3. Pedro Jorge Daguer, em sua tese de mestrado apresentada ao Instituto de Pós-Graduação Psiquiátrica da Universidade Federal do Rio de Janeiro, citado por Antonio Chaves, esclarece que “por transexualismo masculino entende-se a condição clínica em que se encontra um indivíduo biologicamente normal (…) que, segundo sua história pessoal e clínica, e segundo o exame psiquiátrico, apresenta sexo psicológico incompatível com a natureza do sexo somático” (“Direito à vida e ao próprio corpo”, Ed. Revista dos Tribunais, 1994, pág. 141). Aracy Augusta Leme Klabin também define o transexual dessa forma: “é um indivíduo, anatomicamente de um sexo, que acredita firmemente pertencer ao outro sexo” (“Transexualismo”, in Revista de Direito Civil, vol. 17, pág. 27).

O transexual não se confunde com o travesti ou com o homossexual. No tranvestismo, a característica principal é o uso de roupagem cruzada, por fetichismo ou por defesa; no homossexualismo, a identificação é feita pelo relacionamento sexual com pessoas do mesmo sexo.
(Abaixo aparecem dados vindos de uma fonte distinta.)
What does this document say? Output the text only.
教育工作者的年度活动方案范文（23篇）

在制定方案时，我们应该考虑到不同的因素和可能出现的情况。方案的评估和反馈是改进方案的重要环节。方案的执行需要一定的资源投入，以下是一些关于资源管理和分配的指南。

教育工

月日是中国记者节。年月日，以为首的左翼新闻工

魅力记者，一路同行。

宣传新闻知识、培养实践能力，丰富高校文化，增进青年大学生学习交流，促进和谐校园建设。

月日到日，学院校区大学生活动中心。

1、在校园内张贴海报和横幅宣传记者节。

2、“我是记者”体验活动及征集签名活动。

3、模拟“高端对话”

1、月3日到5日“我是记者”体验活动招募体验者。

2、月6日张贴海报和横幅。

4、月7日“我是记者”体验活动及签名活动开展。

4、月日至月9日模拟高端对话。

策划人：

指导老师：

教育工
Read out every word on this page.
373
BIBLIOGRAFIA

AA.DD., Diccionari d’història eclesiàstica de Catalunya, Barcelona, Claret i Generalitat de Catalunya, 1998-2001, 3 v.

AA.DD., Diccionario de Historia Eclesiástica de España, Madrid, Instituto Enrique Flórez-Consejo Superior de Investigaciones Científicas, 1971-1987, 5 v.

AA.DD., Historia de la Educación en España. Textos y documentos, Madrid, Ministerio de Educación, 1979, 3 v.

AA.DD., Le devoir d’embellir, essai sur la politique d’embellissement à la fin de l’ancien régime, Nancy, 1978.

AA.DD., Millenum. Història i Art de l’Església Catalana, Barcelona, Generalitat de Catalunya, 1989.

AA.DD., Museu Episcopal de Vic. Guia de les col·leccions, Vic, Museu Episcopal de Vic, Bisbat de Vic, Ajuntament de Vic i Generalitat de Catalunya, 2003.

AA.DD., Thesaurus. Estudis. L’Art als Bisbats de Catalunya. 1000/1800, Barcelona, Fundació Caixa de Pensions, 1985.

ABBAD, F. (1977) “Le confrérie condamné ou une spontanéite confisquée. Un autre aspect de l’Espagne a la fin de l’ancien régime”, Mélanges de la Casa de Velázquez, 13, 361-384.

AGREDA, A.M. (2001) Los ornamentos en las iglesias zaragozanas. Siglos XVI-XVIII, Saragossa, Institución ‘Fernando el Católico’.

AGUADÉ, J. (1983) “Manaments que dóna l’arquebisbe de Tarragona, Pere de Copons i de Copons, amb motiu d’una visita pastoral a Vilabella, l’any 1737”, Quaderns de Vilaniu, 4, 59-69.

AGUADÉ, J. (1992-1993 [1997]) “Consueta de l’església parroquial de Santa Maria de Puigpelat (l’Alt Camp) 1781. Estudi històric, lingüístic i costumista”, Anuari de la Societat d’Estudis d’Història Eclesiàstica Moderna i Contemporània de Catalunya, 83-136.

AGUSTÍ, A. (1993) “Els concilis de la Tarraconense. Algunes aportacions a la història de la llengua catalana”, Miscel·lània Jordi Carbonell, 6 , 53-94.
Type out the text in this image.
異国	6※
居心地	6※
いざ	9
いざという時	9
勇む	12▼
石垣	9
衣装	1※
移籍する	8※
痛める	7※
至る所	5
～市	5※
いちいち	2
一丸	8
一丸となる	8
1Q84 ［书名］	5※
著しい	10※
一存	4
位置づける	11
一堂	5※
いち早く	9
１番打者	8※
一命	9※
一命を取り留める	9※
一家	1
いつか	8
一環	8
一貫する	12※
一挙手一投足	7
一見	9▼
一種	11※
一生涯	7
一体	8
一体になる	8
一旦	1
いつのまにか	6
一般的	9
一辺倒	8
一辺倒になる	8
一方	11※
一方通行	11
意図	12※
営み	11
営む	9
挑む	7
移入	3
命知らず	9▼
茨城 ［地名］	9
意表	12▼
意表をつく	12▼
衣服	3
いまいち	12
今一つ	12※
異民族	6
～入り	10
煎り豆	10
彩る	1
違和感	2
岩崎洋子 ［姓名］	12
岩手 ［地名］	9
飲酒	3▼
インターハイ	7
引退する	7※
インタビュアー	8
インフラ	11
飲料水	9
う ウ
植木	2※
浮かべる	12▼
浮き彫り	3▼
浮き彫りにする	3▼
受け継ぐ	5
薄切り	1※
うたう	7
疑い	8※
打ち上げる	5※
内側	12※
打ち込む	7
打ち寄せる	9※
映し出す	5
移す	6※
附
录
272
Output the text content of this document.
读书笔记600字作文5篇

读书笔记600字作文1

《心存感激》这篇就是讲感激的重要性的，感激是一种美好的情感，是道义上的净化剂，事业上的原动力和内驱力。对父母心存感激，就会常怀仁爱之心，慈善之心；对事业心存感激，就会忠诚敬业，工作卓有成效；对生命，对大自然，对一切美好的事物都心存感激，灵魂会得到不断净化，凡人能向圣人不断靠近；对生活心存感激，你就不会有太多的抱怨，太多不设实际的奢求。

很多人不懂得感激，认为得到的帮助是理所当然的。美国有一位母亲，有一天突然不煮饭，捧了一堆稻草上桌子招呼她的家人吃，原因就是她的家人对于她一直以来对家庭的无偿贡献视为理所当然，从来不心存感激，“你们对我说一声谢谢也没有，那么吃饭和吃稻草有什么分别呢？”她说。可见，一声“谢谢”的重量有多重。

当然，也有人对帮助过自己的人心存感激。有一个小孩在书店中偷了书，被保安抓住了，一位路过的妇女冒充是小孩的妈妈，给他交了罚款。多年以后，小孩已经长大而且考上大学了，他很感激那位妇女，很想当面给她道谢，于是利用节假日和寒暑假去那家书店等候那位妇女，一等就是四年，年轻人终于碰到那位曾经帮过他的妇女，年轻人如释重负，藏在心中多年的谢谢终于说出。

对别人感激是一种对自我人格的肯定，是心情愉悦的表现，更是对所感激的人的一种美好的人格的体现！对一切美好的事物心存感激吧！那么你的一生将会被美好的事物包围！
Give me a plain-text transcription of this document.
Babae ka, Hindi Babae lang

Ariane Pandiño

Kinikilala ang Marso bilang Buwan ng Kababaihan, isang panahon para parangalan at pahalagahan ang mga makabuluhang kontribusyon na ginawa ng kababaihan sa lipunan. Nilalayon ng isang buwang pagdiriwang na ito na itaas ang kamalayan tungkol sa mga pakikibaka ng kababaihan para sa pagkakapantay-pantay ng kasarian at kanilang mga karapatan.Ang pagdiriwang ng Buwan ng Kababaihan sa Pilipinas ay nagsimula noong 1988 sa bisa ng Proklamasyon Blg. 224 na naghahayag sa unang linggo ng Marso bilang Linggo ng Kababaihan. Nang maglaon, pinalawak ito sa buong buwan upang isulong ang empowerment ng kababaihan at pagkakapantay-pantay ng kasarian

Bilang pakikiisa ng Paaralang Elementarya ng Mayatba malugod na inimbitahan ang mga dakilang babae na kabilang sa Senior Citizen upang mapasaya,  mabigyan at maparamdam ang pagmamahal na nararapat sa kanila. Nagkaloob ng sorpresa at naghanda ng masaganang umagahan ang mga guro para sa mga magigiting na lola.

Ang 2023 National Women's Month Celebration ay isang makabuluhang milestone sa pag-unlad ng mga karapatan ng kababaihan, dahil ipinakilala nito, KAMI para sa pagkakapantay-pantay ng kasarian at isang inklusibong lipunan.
Também não se confunde com o hermafroditismo verdadeiro ou com o pseudo-hermafroditismo. Esclarece, a respeito, Carlos Fernadez Sessarego: “El primero de ellos, como lo señala la literatura especializada es um síndrome que se caracteriza “por la presencia simultánea, em el mismo indivíduo, de la gónada masculina y de aquella femenina”, cuya coexistência “influye, de modo variable, sobre la conformación de los genitales externos, el aspecto somático y el comportamiento síquico. El seudo-hermafroditismo, tanto masculino como femenino, representa la carencia, en un mismo individuo, de homogeneidad entre los órganos genitales externos y el sexo genético. Esta situación se diferencia del transexualismo en tanto en éste no se presentan anomalías a nivel de la gonoda o en lo que atañe a los genitales externos” (“El cambio de sexo y su incidencia en las relaciones familiares”, in Revista de Direito Civil, vol. 56, pág. 7).

Costuma-se, além disso, distinguir o transexual primário do secundário. “O primário compreende aqueles pacientes cujo problema de transformação do sexo é precoce, impulsivo, insistente e imperativo, sem ter desvio significativo, tanto para o transvestismo quanto para o homossexualismo. É chamado, também de esquizossexualismo ou metamorfose sexual paranóica. O secundário (homossexuais transexuais) compreende aqueles pacientes que gravitam pelo transexualismo somente para manter períodos de atividades homossexuais ou de transvestismo (são primeiro homossexuais ou travestis).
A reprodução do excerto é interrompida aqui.